Toward 2 a.m., Chairman Obey challenged Mr. Flake: "The gentleman has offered a lot of motions in the past two years to strike earmarks. Could I ask him how many of them have been successful?"
"Not one," Flake responded. "I came to the floor 39 times and was beaten like a rented mule every time."
But the level of public interest and scrutiny over earmarks has increased since those votes, he said, in an interview. Obey "misjudged the way this is viewed outside the Beltway."
On Monday, Obey announced a revision of committee policy on earmarks: Instead of including member projects, identified by name in spending bills, earmarks would be fully disclosed before the August recess – after all House votes on spending bills, but before the final appropriations are worked out in a conference with the Senate. Lawmakers objecting to any earmark could send a letter to the committee challenging the project.
The move set off protests from editorial boards to accountability websites in the blogosphere. Within hours of the Obey announcement, more than 770 people volunteered to help Congress vet earmarks this cycle on the porkbusters.org website.
"The question is whether Congress is going to live up to the reforms they promised or create conditions which we know corrupt things: earmarks decided behind closed doors and an opaque process," says Bill Allison, of the Sunlight Foundation. "There's no reason not to make the requests public now."
By the terms of the new deal announced Thursday morning, earmark disclosure rules will not apply to the two spending bills currently on the House floor, Homeland Security and Military Quality of Life. But all 10 remaining FY 2008 spending bills will be subject to the new rule.
Republicans say that they will continue to challenge spending levels in pending appropriations bills – and sustain any presidential veto of spending bills that exceed budget limits – but will call off obstructionist tactics over earmarks. In addition, House Republican leader John Boehner says he will try to force a House vote on a reform that allows members to challenge earmarks in authorizing and tax bills, as well as spending bills.

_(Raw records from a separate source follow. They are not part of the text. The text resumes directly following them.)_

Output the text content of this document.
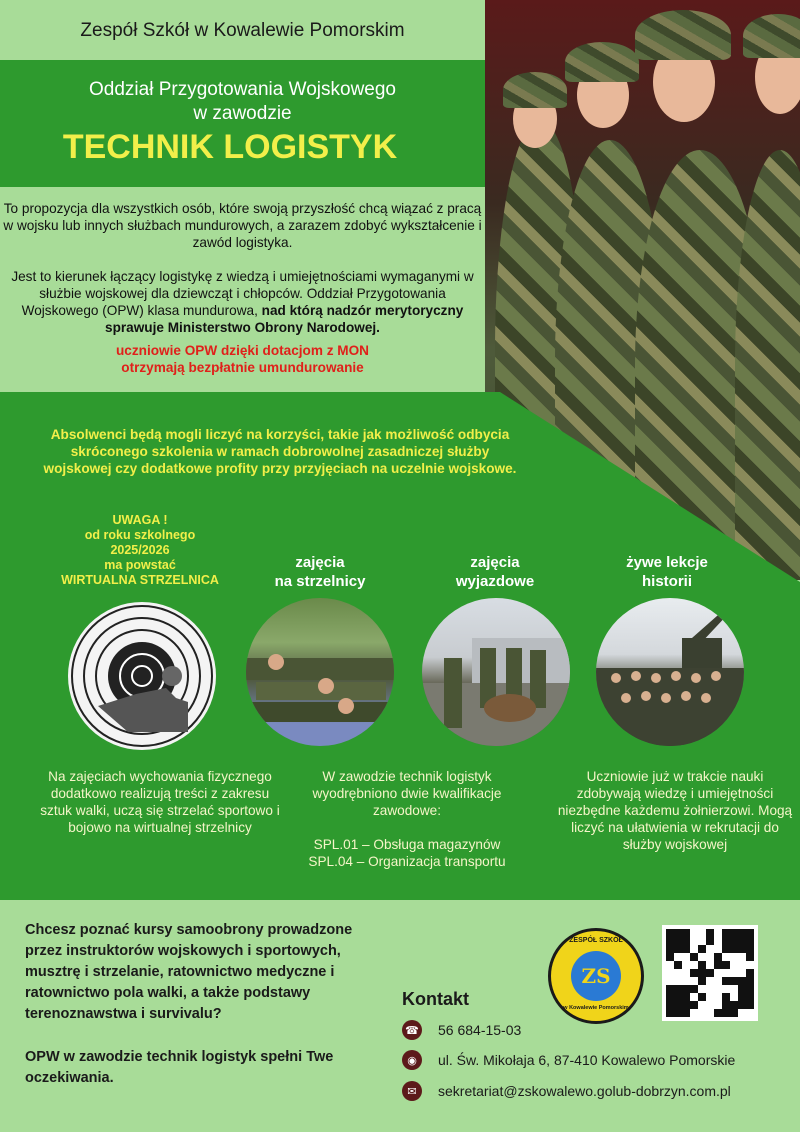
Zespół Szkół w Kowalewie Pomorskim
Oddział Przygotowania Wojskowego
w zawodzie
TECHNIK LOGISTYK

To propozycja dla wszystkich osób, które swoją przyszłość chcą wiązać z pracą w wojsku lub innych służbach mundurowych, a zarazem zdobyć wykształcenie i zawód logistyka.

Jest to kierunek łączący logistykę z wiedzą i umiejętnościami wymaganymi w służbie wojskowej dla dziewcząt i chłopców. Oddział Przygotowania Wojskowego (OPW) klasa mundurowa, nad którą nadzór merytoryczny sprawuje Ministerstwo Obrony Narodowej.

uczniowie OPW dzięki dotacjom z MON
otrzymają bezpłatnie umundurowanie
Absolwenci będą mogli liczyć na korzyści, takie jak możliwość odbycia skróconego szkolenia w ramach dobrowolnej zasadniczej służby wojskowej czy dodatkowe profity przy przyjęciach na uczelnie wojskowe.
UWAGA !
od roku szkolnego
2025/2026
ma powstać
WIRTUALNA STRZELNICA
zajęcia
na strzelnicy
zajęcia
wyjazdowe
żywe lekcje
historii
Na zajęciach wychowania fizycznego dodatkowo realizują treści z zakresu sztuk walki, uczą się strzelać sportowo i bojowo na wirtualnej strzelnicy
W zawodzie technik logistyk wyodrębniono dwie kwalifikacje zawodowe:
SPL.01 – Obsługa magazynów
SPL.04 – Organizacja transportu
Uczniowie już w trakcie nauki zdobywają wiedzę i umiejętności niezbędne każdemu żołnierzowi. Mogą liczyć na ułatwienia w rekrutacji do służby wojskowej
Chcesz poznać kursy samoobrony prowadzone przez instruktorów wojskowych i sportowych, musztrę i strzelanie, ratownictwo medyczne i ratownictwo pola walki, a także podstawy terenoznawstwa i survivalu?
OPW w zawodzie technik logistyk spełni Twe oczekiwania.
ZESPÓŁ SZKÓŁ
ZS
w Kowalewie Pomorskim
Kontakt
☎ 56 684-15-03
◉	ul. Św. Mikołaja 6, 87-410 Kowalewo Pomorskie
✉	sekretariat@zskowalewo.golub-dobrzyn.com.pl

"Democratic leaders finally surrendered to our demands, because supporting secret earmarks in appropriations bills is indefensible and the American people won't stand for it," said Mr. Boehner, in a statement.
Some Congress watchers defend Obey's role in the process and say that Republicans badly abused earmarks in their own years in power.
"Obey had legitimate reasons for proposing what he proposed in terms of delaying the earmarks, because Democrats are just determined to pass the appropriations bills before the beginning of the fiscal year," says Thomas Mann, senior fellow at the Brookings Institution in Washington. "But the deal is a reasonable one. The process has gotten out of hand, been abused, and needed to be reined in," he adds.